An invisible killer is claiming lives in Iranian Kurdistan, where the cities of Sanandaj and Kermanshah figure in the World Health Organization’s (WHO) top 10 worst cities in the world for air pollution.
Sanandaj (Sina) and Kermanshah, where traffic jams and car fumes are a daily nuisance, had to issue warnings and even close schools throughout the winter to protect children’s health. The pollution has created grave health problems, for a population living in some of Iran’s poorest and most deprived regions.
Unlike other polluted cities of the world, where the air is dirtied by factories and industries, Sanandaj and Kermanshah do not have major factories or coal mines, which are seen to be typical sources of air pollution.
Almost 270 Iranians reportedly die each day from pollution-related illnesses.
After years of evading the main cause of air pollution, Iranian authorities finally officially admitted what many Iranians had suspected all along: Oil Minister Bijan Zanganeh blamed sub-standard gasoline as the root of the problem.

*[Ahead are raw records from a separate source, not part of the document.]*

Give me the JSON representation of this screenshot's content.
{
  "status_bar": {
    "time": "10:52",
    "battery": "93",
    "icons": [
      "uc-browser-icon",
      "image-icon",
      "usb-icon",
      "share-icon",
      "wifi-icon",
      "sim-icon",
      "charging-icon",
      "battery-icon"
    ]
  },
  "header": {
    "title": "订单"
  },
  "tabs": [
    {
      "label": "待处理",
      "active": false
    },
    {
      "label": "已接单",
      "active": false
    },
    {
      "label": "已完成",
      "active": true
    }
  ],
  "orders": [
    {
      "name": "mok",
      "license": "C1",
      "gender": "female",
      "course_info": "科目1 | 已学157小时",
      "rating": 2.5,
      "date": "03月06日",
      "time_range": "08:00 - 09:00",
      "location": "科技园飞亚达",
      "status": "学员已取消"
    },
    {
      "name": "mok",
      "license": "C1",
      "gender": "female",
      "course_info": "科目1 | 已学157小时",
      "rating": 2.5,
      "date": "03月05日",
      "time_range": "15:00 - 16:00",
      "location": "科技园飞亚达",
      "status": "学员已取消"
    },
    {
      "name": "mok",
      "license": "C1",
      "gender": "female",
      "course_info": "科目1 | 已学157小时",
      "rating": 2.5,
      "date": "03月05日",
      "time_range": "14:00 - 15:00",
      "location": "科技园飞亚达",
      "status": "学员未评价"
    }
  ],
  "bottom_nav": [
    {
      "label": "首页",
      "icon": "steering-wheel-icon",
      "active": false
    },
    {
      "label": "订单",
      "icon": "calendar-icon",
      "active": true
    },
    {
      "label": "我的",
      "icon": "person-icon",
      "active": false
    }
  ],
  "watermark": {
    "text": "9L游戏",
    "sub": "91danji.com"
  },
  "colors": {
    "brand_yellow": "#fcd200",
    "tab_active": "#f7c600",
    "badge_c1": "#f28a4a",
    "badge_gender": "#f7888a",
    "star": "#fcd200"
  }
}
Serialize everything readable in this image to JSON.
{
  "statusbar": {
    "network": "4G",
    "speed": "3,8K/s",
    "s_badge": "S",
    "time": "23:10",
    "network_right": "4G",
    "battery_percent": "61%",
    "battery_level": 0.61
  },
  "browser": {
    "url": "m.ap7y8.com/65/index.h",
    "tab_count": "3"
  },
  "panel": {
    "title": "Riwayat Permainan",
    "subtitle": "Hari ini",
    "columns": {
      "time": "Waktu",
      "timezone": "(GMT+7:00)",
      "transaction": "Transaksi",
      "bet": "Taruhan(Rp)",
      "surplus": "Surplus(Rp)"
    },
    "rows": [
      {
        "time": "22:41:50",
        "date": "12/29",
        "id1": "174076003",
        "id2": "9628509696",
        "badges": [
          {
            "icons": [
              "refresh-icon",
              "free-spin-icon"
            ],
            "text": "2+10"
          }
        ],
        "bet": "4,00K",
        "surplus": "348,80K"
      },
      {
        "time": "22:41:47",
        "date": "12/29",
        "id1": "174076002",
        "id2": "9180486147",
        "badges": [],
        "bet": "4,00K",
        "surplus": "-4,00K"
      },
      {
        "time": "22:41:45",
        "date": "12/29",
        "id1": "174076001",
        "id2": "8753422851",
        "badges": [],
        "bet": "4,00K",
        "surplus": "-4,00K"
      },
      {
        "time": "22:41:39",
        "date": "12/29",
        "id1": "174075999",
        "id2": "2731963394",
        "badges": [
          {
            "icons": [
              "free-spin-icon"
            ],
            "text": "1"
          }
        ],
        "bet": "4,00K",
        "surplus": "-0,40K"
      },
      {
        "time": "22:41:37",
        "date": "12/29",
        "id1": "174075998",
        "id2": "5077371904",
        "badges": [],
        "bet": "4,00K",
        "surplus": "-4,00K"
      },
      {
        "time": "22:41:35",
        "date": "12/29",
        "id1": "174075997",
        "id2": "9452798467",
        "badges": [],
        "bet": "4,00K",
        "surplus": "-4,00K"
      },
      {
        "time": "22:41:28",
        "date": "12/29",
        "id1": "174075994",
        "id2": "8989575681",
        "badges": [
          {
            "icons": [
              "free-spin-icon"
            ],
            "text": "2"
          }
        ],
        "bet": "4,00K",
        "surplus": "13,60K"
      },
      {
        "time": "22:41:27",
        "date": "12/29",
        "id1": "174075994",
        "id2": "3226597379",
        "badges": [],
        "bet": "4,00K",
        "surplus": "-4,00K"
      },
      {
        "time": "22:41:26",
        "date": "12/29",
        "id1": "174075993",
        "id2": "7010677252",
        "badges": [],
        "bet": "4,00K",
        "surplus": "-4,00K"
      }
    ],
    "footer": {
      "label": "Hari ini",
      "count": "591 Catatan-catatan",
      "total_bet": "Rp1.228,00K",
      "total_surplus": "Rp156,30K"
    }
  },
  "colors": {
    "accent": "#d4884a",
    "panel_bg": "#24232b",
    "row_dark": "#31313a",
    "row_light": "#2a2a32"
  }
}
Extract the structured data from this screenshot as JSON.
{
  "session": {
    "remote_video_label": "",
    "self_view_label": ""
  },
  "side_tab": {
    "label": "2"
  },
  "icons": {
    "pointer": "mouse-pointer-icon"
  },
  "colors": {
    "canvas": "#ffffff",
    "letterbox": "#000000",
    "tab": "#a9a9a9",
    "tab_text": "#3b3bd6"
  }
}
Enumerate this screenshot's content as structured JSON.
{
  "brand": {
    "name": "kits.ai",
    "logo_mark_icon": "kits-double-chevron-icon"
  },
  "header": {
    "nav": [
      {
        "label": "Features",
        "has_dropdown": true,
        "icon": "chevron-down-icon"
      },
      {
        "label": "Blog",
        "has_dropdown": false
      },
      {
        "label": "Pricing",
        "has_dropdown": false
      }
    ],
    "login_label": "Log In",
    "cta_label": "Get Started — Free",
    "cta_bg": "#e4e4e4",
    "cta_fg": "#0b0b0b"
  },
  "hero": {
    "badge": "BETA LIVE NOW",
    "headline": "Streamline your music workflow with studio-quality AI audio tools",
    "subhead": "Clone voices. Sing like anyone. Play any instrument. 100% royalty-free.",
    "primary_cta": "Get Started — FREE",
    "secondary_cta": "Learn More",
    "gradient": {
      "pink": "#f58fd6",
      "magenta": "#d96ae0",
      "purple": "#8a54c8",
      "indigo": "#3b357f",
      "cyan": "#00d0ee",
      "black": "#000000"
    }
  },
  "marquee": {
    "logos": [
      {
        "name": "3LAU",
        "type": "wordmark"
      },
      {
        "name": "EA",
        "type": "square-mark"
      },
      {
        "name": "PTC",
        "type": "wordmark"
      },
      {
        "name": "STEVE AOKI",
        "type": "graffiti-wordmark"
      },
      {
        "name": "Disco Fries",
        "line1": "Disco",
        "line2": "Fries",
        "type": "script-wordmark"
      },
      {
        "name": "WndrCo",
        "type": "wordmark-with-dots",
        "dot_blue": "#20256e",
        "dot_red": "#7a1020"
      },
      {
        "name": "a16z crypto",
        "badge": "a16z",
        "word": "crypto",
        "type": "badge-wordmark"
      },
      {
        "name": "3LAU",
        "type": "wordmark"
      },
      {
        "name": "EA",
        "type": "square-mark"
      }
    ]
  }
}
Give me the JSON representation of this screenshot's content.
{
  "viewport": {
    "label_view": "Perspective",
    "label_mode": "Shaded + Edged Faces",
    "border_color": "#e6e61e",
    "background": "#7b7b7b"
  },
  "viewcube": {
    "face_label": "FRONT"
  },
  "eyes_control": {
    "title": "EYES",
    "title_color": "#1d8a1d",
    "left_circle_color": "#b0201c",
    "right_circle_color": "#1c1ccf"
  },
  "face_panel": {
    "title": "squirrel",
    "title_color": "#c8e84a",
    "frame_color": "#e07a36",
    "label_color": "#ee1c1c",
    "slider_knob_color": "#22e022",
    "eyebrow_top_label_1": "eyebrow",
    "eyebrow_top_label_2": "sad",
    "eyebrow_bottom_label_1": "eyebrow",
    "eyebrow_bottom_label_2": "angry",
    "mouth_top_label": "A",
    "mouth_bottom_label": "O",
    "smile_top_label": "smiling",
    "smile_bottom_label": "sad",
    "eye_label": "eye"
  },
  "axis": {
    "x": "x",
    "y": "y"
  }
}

But earlier this year authorities denied the allegation, as air pollution has become a sensitive political issue in Iran.
In 2010, after the United States tightened sanctions on Iran in response to its suspected nuclear weapons program, former president Mahmoud Ahmadinejad proudly announced the launch of a “resistance economy,” declaring that Iran was refining its own gasoline.
But authorities finally confessed that the supplies were in fact low-grade gasoline, which experts blame for some 88 percent of the air pollution.
The WHO 2013 Index also lists the Iranian cities of Ahvaz and Yasouj among its top 10 most polluted. The air pollution in the Iranian cities is estimated to be three times worse than Beijing, which is often touted for its heavy smog.
Even though they live in some of the world’s most polluted cities, most Kurds are unaware of the fact, and automatically think of the capital, Tehran, when the subject of air pollution is raised.
“I have never heard of pollution problems in Sanandaj,” says Roya, who has lived in the city for 44 years.